Ocean models that utilize surface drifter data can provide oil spill responders with important information about the floating oil’s direction and speed as it moves along the ocean surface. However, surface drifters, like the floating material they represent, tend to cluster along strong fronts and eddies. This clustering can result in important consequences for surface drifter turbulence and transport data at smaller scales. Jenna Pearson is investigating the extent that material clustering impacts the accuracy of turbulence calculations and searching for potential factors or processes involved.
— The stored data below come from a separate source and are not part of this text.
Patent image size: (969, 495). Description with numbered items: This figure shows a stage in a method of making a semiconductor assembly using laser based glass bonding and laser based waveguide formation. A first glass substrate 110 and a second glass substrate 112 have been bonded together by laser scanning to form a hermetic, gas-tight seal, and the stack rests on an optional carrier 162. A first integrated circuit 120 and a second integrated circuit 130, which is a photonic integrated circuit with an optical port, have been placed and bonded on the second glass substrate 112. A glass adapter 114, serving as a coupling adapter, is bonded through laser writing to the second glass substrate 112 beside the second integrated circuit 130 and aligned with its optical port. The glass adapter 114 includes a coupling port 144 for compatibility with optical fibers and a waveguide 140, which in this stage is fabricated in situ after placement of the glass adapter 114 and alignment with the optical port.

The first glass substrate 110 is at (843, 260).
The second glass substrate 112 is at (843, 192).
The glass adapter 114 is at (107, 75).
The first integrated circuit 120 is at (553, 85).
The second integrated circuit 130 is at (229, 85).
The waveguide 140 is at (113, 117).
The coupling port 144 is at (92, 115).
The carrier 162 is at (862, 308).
Jenna is a Ph.D. student with Brown University’s Department of Earth, Environmental and Planetary Sciences and a GoMRI Scholar with the Consortium for Advanced Research on Transport of Hydrocarbon in the Environment II (CARTHE II).

Her Path

Jenna developed her scientific interests as an undergraduate student at Northeastern Illinois University. While working as a math tutor, she decided to major in Mathematics after a pre-calculus professor encouraged her to pursue it as a career. She added Earth Science as a second major after serving as an Army National Guard medic in Iraq during her undergraduate studies. “I was only deployed for about a year, but I was a medic for eight years in total,” she said. “I transitioned from being a medic to a math and science major because there were more tools at my disposal to help global populations, rather than just treating a handful of individuals at a time.”